Columnistas
24/12/2021

Ni un pibe ni una piba menos

Ni un pibe ni una piba menos | VA CON FIRMA. Un plus sobre la información.

Las personas asesinadas por el aparato represivo del Estado entre 1983 y 2021 suman 8.172. El 51% son muertes ocurridas en cárcel, comisaría o bajo custodia, y el 35% gatillo fácil. Neuquén tiene su lista de muertes producto de la violencia institucional.

Mariana Gallo *

“El Estado está para hacer justicia, no para ser violento”, afirmó el presidente Alberto Fernández en el acto realizado junto a familiares de las víctimas de la represión del 19 y 20 de diciembre de 2001. La placa conmemorativa, descubierta y ubicada en la Casa Rosada, frente a la Plaza de Mayo, reza: “En memoria de quienes fueron víctimas de la violencia institucional, defendiendo la democracia en todas las calles del país. El dolor por las vidas perdidas es el cimiento para luchar por una Argentina justa”.

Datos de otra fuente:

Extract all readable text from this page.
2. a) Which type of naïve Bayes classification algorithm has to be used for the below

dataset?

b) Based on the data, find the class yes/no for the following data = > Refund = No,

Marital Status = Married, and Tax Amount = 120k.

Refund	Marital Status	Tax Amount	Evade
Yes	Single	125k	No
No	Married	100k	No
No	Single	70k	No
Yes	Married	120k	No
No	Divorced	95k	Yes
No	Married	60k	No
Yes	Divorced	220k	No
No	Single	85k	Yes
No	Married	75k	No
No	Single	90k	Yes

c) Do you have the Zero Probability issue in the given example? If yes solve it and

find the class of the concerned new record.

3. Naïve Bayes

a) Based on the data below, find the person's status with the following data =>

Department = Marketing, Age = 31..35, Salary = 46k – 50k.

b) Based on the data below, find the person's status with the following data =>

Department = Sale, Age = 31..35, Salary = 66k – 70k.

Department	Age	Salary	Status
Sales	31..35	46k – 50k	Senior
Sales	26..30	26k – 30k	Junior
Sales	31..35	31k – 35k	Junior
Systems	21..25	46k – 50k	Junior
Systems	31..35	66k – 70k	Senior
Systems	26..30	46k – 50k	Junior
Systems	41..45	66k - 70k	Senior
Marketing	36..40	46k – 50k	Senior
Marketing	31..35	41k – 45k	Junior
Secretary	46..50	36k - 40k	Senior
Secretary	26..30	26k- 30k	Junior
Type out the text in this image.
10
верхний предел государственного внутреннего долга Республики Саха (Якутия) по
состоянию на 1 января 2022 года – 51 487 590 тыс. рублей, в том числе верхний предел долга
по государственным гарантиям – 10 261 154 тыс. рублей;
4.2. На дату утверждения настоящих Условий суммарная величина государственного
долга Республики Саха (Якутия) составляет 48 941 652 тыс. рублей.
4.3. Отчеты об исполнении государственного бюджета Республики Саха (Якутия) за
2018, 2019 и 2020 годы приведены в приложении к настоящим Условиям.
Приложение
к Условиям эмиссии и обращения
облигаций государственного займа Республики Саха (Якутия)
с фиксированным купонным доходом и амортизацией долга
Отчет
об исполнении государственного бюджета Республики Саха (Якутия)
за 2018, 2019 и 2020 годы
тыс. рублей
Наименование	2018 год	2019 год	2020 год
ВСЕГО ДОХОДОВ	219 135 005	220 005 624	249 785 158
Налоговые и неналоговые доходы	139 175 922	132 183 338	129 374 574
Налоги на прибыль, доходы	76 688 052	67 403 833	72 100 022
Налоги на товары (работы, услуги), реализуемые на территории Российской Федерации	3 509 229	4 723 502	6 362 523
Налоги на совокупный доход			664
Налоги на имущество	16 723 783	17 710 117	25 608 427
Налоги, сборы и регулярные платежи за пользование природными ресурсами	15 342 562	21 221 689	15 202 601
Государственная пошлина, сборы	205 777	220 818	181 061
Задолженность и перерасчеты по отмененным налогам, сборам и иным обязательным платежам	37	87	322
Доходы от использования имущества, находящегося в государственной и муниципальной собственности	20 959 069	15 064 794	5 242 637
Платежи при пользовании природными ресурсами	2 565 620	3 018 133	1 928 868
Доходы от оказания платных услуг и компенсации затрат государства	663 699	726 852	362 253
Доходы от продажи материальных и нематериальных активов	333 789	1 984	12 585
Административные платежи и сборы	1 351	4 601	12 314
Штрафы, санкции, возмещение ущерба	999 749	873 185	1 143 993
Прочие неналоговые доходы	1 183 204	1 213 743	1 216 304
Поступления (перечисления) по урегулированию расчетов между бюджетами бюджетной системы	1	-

Este reconocimiento público de la responsabilidad del Estado nacional en la violación de derechos humanos y las 39 víctimas fatales será acompañado por el envío al Congreso de un proyecto de ley para establecer una indemnización a las familias de los muertos y heridos graves en aquellos episodios.

Sobre el tercer poder – el encargado de impartir justicia, el mismo presidente manifestó que llegó 20 años tarde y mínimamente, porque los condenados lo fueron no por los asesinatos cometidos, sino por delitos menores. Nadie pagó por ello, aún.

¿Qué es la violencia institucional?, ¿cuáles son sus alcances y sentidos?, ¿quiénes son las víctimas y quiénes los victimarios?, ¿hasta dónde llegan las responsabilidades?, ¿cuándo y por qué sucede?, ¿cómo se previene, sanciona, repara y erradica?, ¿se puede, se quiere?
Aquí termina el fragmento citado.